Fra questi, un gruppetto dove uno di essi, un certo Ennio - evidentemente ricchissimo oltre
che gaudente e dissoluto perché lo si capisce dai suoi discorsi - invita gli altri due: Floro Turo Cornelio e Marco
Eracleo Flavio, a partecipare ad una grande festa che si terrà in serata a
casa sua, con cibi prelibatissimi fatti appositamente giungere dall’estero e
vini eccellenti venuti dall’Italia.
Lo scopo della festa, anzi dell’orgia – risponde lui agli altri due che glielo chiedono
facendo commenti sguaiati – è quello di festeggiare le sue ‘nozze’ perché –
aggiunge lui – ben di ‘nozze’ si tratta ‘ogni qualvolta uno deliba il primo sorso ad un’anfora
chiusa’, cosa che egli avrebbe fatto quella sera avendo comprato una fanciullina
tredicenne, importata dalla Gallia come schiava, avendola pagata ben ventimila
sesterzi.
Non mancano fra i tre le battute sul ‘Nazareno’ per
colpa del quale molte donne romane alla Corte di Gerusalemme ma che sono
evidentemente in vacanza lì a Cesarea, - a
cominciare da Claudia Procula, moglie di Ponzio Pilato - si sarebbero date
da qualche tempo a costumi castigatissimi proprio dopo aver ascoltato a
Gerusalemme e anche altrove i suoi discorsi sull’anima immortale, sulla
castità, ecc. ecc.:
I due amici di Ennio sono incuriositi e sono curiosi
di saperne di più sulla fanciullina (i grassetti sono miei):
^^^^
30 aprile 1946.
(…)
«Ma dove l'hai trovata?».
«Eh! ci fu chi
fu sagace e acquistò schiavi dopo le guerre galliche e non li usò che come riproduttori, tenendoli bene, solo
soggetti a procreare per dare fiori novelli di bellezza... E Galla è un di questi. Ora è pubere, e il padrone l'ha
venduta... e io l'ho comperata... ah! ah! ah!».
«Libidinoso! ».
«Se non ero io, era un altro... Perciò... Non doveva
nascere femmina...».
«Se ti
udisse... Oh! eccolo!».
«Chi?».
«Il Nazareno
che ha stregato le nostre dame. È alle tue spalle...».
Ennio si volta come
avesse alle spalle un aspide. Guarda Gesù che avanza lentamente fra la
gente che gli si accalca intorno, povera gente del popolo e anche schiavi di
romani, e ghigna: «Quello straccione?! Le donne sono delle depravate. Ma
fuggiamo, che non streghi noi pure! Voi», dice finalmente ai poveri suoi schiavi,
rimasti tutto il tempo sotto i loro
carichi, simili a cariatidi per le quali non c'è pietà, «voi andate a casa
e lesti, ché avete perso tempo fino ad ora e i preparatori attendono le spezie,
i profumi. Di corsa! E ricordate che c'è la sferza se tutto non è pronto al
tramonto».
Gli schiavi vanno via di corsa, e più lentamente li
segue il romano coi due amici...
Gesù si avanza. Mesto,
perché ha sentito la finale della conversazione di Ennio, e dall'alto della
sua statura guarda con infinita
compassione gli schiavi correnti sotto il loro peso.
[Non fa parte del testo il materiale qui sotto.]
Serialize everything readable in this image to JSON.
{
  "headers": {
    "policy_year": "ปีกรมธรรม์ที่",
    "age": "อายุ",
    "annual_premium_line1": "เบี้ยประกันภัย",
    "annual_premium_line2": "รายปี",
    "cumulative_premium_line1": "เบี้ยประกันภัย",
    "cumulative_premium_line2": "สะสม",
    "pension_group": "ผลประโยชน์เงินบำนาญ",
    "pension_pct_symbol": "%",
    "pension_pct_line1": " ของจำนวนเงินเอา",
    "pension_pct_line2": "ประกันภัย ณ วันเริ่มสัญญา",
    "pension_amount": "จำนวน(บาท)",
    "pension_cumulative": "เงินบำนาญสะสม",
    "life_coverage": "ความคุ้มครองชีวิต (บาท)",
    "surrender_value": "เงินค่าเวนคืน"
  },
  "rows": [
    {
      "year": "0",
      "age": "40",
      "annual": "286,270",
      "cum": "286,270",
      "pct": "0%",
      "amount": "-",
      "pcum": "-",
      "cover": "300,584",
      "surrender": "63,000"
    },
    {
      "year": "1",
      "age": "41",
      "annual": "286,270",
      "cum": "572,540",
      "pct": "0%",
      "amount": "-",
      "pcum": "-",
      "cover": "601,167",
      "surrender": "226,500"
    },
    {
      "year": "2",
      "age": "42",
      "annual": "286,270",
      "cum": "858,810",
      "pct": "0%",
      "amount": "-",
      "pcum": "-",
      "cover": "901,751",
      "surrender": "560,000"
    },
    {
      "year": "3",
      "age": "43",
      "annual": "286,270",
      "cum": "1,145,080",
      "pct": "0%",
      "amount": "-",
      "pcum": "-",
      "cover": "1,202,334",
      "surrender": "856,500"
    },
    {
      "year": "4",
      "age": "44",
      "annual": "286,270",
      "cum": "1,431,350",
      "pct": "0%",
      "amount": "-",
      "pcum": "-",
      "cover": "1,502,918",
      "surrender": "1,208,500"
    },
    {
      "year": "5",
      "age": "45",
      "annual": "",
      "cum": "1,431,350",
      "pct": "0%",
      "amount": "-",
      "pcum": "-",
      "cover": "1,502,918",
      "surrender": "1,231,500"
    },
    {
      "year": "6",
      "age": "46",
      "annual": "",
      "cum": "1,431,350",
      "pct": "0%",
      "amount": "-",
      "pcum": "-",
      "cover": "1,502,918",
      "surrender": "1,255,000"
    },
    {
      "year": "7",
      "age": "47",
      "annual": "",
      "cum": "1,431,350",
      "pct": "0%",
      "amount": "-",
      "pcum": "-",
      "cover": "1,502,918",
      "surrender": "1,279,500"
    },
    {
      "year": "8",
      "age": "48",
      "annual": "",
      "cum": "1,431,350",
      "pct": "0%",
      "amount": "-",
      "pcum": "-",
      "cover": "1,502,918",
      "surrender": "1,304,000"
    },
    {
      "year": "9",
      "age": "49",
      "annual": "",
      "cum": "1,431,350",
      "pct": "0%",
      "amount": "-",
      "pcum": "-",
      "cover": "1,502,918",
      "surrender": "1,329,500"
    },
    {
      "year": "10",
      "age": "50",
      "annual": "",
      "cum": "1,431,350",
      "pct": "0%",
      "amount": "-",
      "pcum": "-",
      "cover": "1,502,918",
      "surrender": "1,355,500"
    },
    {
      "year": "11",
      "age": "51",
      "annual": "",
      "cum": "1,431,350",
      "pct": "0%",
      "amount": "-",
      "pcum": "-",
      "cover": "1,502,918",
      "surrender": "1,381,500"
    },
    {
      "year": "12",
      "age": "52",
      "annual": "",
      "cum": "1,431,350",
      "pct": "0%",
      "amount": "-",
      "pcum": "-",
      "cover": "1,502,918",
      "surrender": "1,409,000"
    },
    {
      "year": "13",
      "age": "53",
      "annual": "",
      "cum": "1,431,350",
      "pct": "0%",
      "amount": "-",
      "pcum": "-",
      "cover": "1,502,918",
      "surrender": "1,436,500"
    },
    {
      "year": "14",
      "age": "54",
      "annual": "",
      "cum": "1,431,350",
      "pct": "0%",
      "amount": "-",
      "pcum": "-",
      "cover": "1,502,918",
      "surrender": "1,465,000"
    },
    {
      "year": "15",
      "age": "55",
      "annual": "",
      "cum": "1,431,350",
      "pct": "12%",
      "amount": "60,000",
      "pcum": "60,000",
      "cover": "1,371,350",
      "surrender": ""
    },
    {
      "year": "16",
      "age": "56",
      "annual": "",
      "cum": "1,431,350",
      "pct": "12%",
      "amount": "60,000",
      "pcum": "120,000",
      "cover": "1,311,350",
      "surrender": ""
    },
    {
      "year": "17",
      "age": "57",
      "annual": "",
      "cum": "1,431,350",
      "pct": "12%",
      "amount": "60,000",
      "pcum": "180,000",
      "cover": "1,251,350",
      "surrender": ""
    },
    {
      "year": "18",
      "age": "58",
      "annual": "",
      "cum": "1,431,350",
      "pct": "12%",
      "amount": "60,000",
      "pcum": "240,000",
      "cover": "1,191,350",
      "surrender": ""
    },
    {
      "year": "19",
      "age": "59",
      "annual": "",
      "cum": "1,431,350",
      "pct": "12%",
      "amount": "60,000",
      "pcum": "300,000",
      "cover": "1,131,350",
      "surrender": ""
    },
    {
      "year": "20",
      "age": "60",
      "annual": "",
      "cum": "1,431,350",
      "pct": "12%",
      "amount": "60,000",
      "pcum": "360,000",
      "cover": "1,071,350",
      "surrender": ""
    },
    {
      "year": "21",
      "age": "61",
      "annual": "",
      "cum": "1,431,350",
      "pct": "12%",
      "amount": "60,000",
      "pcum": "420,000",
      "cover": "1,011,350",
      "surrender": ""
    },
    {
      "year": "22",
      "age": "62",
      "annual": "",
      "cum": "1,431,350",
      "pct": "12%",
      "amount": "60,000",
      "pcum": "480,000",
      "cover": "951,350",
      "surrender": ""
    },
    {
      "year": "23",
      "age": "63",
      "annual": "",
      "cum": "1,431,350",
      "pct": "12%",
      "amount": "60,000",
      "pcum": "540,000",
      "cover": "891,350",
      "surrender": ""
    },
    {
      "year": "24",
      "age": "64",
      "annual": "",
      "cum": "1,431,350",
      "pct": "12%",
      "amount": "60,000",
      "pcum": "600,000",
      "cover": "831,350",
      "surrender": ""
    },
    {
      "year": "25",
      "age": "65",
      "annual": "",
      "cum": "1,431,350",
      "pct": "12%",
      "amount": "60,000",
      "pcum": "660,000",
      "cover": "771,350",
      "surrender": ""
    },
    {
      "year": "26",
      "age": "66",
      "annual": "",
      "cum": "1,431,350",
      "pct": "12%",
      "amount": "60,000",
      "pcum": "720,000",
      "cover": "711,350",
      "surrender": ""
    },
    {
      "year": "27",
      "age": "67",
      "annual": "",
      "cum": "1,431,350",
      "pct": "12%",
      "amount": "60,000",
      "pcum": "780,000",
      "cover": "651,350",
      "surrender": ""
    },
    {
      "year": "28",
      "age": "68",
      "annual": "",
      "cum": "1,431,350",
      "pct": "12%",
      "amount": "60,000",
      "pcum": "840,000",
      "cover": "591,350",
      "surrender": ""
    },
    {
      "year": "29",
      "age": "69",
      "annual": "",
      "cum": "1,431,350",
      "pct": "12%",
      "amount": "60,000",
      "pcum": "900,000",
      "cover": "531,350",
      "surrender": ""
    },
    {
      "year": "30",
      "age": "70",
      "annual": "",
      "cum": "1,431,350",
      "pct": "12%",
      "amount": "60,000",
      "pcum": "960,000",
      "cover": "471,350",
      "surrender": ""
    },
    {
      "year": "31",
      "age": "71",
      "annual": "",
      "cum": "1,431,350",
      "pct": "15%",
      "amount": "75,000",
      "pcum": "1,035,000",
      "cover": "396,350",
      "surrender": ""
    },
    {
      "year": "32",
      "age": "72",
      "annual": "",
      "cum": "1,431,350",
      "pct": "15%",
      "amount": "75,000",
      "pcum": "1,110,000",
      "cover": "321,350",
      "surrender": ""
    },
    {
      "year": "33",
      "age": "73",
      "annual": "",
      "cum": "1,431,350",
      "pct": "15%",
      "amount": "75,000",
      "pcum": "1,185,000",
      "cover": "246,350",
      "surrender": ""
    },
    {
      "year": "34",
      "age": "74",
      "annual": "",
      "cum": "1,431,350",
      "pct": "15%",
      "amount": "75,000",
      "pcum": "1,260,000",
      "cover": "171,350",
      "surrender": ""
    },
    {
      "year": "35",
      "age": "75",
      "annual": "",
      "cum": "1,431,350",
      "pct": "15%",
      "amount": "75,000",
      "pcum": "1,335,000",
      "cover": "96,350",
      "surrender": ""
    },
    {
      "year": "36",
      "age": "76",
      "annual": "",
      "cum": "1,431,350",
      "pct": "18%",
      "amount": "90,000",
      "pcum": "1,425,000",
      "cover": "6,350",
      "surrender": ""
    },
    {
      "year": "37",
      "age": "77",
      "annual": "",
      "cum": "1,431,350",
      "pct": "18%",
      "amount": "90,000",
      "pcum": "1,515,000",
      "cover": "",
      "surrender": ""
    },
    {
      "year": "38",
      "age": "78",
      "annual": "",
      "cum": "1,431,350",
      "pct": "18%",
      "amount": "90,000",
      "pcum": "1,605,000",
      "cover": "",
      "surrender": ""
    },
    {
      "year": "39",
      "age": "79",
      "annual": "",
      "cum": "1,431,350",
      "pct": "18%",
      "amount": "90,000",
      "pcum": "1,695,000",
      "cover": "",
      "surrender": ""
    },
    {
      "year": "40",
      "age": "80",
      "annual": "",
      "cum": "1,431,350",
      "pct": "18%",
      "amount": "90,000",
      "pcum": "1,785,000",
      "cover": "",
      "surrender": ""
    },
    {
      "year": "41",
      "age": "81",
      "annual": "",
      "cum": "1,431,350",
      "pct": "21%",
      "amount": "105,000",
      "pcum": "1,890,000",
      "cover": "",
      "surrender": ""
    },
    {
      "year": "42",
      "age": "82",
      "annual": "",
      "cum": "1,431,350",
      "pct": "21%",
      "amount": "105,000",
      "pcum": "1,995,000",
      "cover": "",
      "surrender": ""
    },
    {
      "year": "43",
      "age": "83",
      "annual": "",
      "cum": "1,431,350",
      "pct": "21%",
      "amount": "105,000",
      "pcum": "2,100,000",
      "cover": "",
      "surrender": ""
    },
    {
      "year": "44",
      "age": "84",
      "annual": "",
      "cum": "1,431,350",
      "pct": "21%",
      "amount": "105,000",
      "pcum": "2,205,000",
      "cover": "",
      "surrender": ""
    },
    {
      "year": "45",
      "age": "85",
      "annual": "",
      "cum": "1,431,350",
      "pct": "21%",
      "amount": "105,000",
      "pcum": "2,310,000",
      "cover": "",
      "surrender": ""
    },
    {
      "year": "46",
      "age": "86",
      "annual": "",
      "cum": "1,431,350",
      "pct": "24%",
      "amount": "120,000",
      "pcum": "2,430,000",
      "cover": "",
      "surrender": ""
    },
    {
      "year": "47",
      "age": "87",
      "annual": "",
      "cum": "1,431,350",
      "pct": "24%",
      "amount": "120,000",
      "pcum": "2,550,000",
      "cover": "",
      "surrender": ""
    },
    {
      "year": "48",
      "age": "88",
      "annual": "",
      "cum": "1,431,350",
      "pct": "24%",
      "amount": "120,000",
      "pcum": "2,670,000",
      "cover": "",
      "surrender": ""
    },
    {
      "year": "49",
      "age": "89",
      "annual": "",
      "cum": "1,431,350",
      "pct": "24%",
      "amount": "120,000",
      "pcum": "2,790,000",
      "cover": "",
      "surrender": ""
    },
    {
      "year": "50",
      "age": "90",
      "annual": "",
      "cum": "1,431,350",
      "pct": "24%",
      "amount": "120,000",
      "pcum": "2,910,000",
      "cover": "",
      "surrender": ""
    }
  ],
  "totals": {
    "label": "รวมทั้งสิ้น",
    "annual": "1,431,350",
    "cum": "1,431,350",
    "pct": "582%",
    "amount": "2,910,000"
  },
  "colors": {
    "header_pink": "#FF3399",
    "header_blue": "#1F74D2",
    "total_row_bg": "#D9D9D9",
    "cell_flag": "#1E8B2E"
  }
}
Si volge intorno, cerca altri volti di schiavi di
romani... Ne vede alcuni, trepidanti
fra la paura di esser sorpresi dagli intendenti o scacciati dagli ebrei,
mescolati fra la turba che lo stringe, e dice fermandosi: «Non vi è alcuno di quella casa fra voi?».
«No, Signore. Ma li conosciamo», rispondono gli
schiavi presenti.
«Matteo, da' loro abbondante obolo. Lo spartiranno coi
compagni perché sappiano che c'è chi li ama. E voi sappiate, e ditelo agli altri, che con la vita cessa soltanto il
dolore per quelli che furono buoni e onesti nelle loro catene, e col dolore la
differenza fra ricchi e poveri, fra liberi e schiavi. Dopo c'è un unico e
giusto Iddio per tutti, il Quale, senza tener conto di censo o di catene, darà
premio ai buoni e castigo ai non buoni. Ricordatevelo».
«Sì, o Signore. Ma
noi delle case di Claudia e Plautina
siamo abbastanza felici, come quelli di Livia
e Valeria, e ti benediciamo perché Tu ci hai migliorato la sorte», dice un
vecchio che da tutti è ascoltato come un capo.
«Per mostrarmi che mi avete gratitudine, siate sempre
più buoni, e avrete il vero Dio a vostro eterno Amico».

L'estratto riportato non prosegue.